Je früher sich die Jugendlichen beim RAV melden, desto besser können ihnen dort Massnahmen offeriert werden. Die jungen Menschen schöpften rascher wieder Mut und blieben nicht einfach stehen, so Greif. «Sie haben wieder eine Struktur in ihrem Alltag und eine Aufgabe. Sie sehen, dass es in ihrem Leben weiter geht.»

Richard Hefti, Stellvertretender Leiter des Berufsinformationszentrums (BIZ) Urdorf, sieht das Problem der vielen arbeitssuchenden Jugendlichen darin, dass die Berufe an sich anspruchsvoller geworden sind.

Wo es früher nur den Automechaniker gegeben habe, seien heute die Grundausbildungen zum Automobilmechatroniker und Automobilfachmann gesplittet worden. «Das rührt von der zunehmenden Komplexität her, was auf der anderen Seite umfassenderes technisches Wissen zur Ausübung dieser Berufe erfordert», so Hefti.

Das eigentliche Kernthema seien jedoch die geburtenschwachen Jahrgänge, so Hefti. Sie seien mit ein Grund für die unbesetzten Lehrstellen. «In den nächsten Jahren wird diese Durststrecke bestehen bleiben», vermutet Hefti. Es sei zu hoffen, dass die geschaffenen Lehrstellen trotzdem erhalten blieben.

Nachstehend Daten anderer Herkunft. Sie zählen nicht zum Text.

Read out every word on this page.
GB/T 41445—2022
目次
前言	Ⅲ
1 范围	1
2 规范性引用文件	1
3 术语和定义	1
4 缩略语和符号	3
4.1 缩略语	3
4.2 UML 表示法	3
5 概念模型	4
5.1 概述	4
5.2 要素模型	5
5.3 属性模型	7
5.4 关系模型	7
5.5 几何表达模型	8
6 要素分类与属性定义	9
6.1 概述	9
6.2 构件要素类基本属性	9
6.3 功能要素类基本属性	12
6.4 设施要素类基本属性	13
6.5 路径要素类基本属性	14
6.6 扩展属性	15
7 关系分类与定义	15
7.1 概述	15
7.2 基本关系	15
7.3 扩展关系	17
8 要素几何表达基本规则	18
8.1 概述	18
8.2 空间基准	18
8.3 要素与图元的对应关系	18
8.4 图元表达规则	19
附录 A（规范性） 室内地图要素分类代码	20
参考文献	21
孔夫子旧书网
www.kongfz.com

BIZ organisiert Schnuppertage

Das biz Urdorf organisiert für Schüler und Schulabgänger Berufsbesichtigungen in Lehrbetrieben. «Schnupperplätze sind sehr knapp vorhanden. Die Jugendlichen haben so dennoch die Möglichkeit, in einen Beruf hineinzusehen», so Hefti.

Viele Betriebe würden sich mittlerweile auch von sich aus melden. Für sie sei es eine Möglichkeit, aus mehreren Interessierten jungen Leuten einen Kandidaten herauszupicken, der für eine Lehrstelle in Frage kommt.

Mit Jugendlichen, die trotz Berufsberatung und Bemühungen ohne Lehrstelle da stehen und sich ans RAV wenden, wird eine vertiefte Abklärung unternommen. «Gemeinsam mit den jungen Menschen versuchen wir herauszufinden, was sie gerne machen, wo ihre Talente liegen, welche Ziele sie im Leben haben haben und welchen Beruf sie sich vorstellen könnten», sagt Greif.

Motivationssemester kommt an

Die letzte Instanz für Jugendliche ohne Zukunftsplan, ist das Motivationssemester, das das RAV anbietet. Sechs bis neun Monate dauert die Schulung, die die Jugendlichen absolvieren.

Während dieser Zeit bereiten sich die Jugendlichen aktiv auf die Lehrstellensuche des nächsten Jahres vor. Ziel sei es, dass jeder Teilnehmer einen Anschluss finde, so Greif. Das Programm kommt gut an. Ganze 90 Prozent der Jugendlichen wissen danach, wie es für sie weitergeht.

Greif betont jedoch, dass ein solches Motivationssemester der allerletzte Ausweg sein sollte. «Die Schüler sollten sich im Vorfeld dafür einsetzen, eine Lehrstelle oder Anschlussmöglichkeit finden. Auch Lehrpersonen und Eltern spielen dabei eine tragende Rolle.»